More inexcusable was an F-bomb dropped by supporting actress winner Melissa Leo (The Fighter) during her acceptance speech. Leo’s showy performance as the mother of Mark Wahlberg and Christian Bale beat out competitors, including The Fighter co-star Amy Adams and young Hailee Steinfeld (True Grit), but her rambling, awkward speech was among the evening’s worst moments, and by the time she dropped the expletive on global television (bleeped in the United States but broadcast elsewhere), the Academy was probably regretting its choice anyway.

Riffing on the off-color moment, The King’s Speech screenwriter David Seidler — himself a former stutterer and, at 73, the oldest winner of the original screenplay Oscar — cracked, “I would like to thank her Majesty the Queen for not putting me in the Tower for using the Melissa Leo F-word.” Leo reportedly apologized backstage.

Other than the deserving winners and a few well-spoken presenters (notably Jeff Bridges, whose warm tribute to the best actress nominees made every one of them look like winners) and accepters (including screenwriter Aaron Sorkin for The Social Network), almost the only saving grace for the ceremony itself was the comparative brevity.
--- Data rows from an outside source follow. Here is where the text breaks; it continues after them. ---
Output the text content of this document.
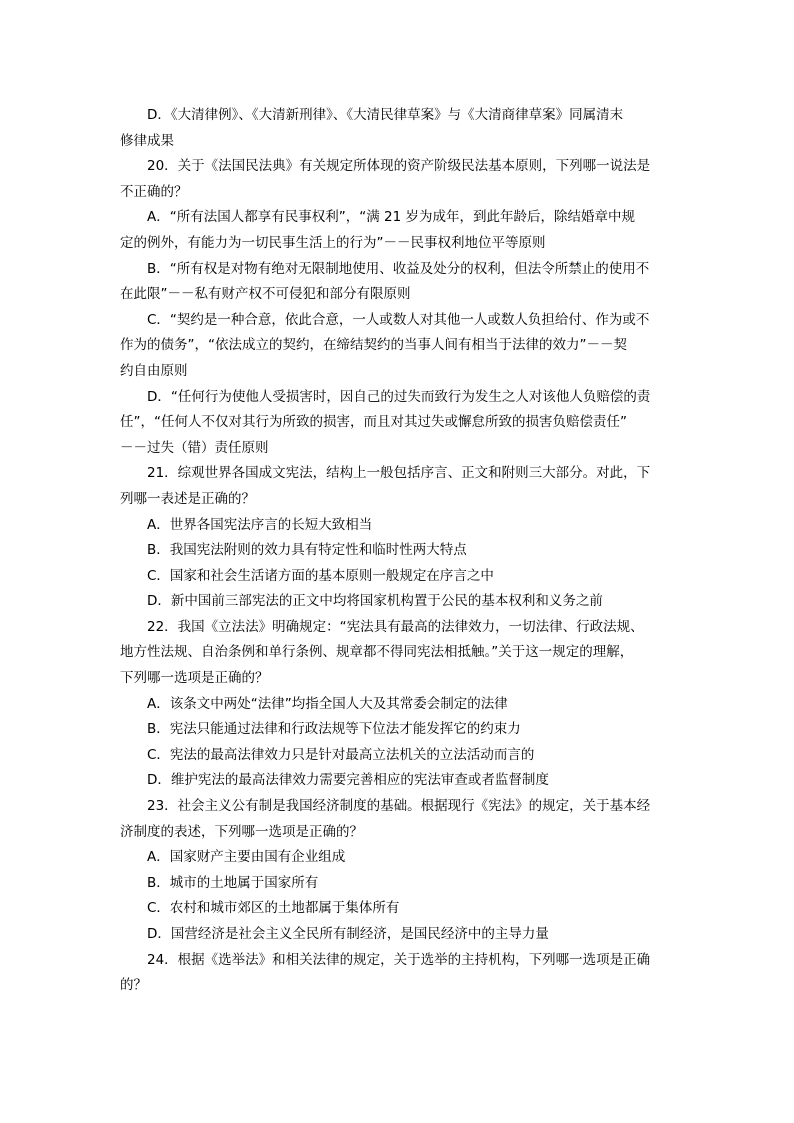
D．《大清律例》、《大清新刑律》、《大清民律草案》与《大清商律草案》同属清末
修律成果
20．关于《法国民法典》有关规定所体现的资产阶级民法基本原则，下列哪一说法是
不正确的？
A．“所有法国人都享有民事权利”，“满 21 岁为成年，到此年龄后，除结婚章中规
定的例外，有能力为一切民事生活上的行为”－－民事权利地位平等原则
B．“所有权是对物有绝对无限制地使用、收益及处分的权利，但法令所禁止的使用不
在此限”－－私有财产权不可侵犯和部分有限原则
C．“契约是一种合意，依此合意，一人或数人对其他一人或数人负担给付、作为或不
作为的债务”，“依法成立的契约，在缔结契约的当事人间有相当于法律的效力”－－契
约自由原则
D．“任何行为使他人受损害时，因自己的过失而致行为发生之人对该他人负赔偿的责
任”，“任何人不仅对其行为所致的损害，而且对其过失或懈怠所致的损害负赔偿责任”
－－过失（错）责任原则
21．综观世界各国成文宪法，结构上一般包括序言、正文和附则三大部分。对此，下
列哪一表述是正确的？
A．世界各国宪法序言的长短大致相当
B．我国宪法附则的效力具有特定性和临时性两大特点
C．国家和社会生活诸方面的基本原则一般规定在序言之中
D．新中国前三部宪法的正文中均将国家机构置于公民的基本权利和义务之前
22．我国《立法法》明确规定：“宪法具有最高的法律效力，一切法律、行政法规、
地方性法规、自治条例和单行条例、规章都不得同宪法相抵触。”关于这一规定的理解，
下列哪一选项是正确的？
A．该条文中两处“法律”均指全国人大及其常委会制定的法律
B．宪法只能通过法律和行政法规等下位法才能发挥它的约束力
C．宪法的最高法律效力只是针对最高立法机关的立法活动而言的
D．维护宪法的最高法律效力需要完善相应的宪法审查或者监督制度
23．社会主义公有制是我国经济制度的基础。根据现行《宪法》的规定，关于基本经
济制度的表述，下列哪一选项是正确的？
A．国家财产主要由国有企业组成
B．城市的土地属于国家所有
C．农村和城市郊区的土地都属于集体所有
D．国营经济是社会主义全民所有制经济，是国民经济中的主导力量
24．根据《选举法》和相关法律的规定，关于选举的主持机构，下列哪一选项是正确
的？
Padding was kept to a minimum, and it was only six minutes past three hours when the last envelope was opened and The King’s Speech became the evening’s top winner. (No Oscar-cast in the last few years has run less than 20 minutes overtime; the 2007 ceremony ran nearly four hours.)

Still, brevity alone won’t make the Oscars watchable. Roger Ebert has observed that no good movie is too long and no bad movie is short enough, and the same principle applies to the Oscars.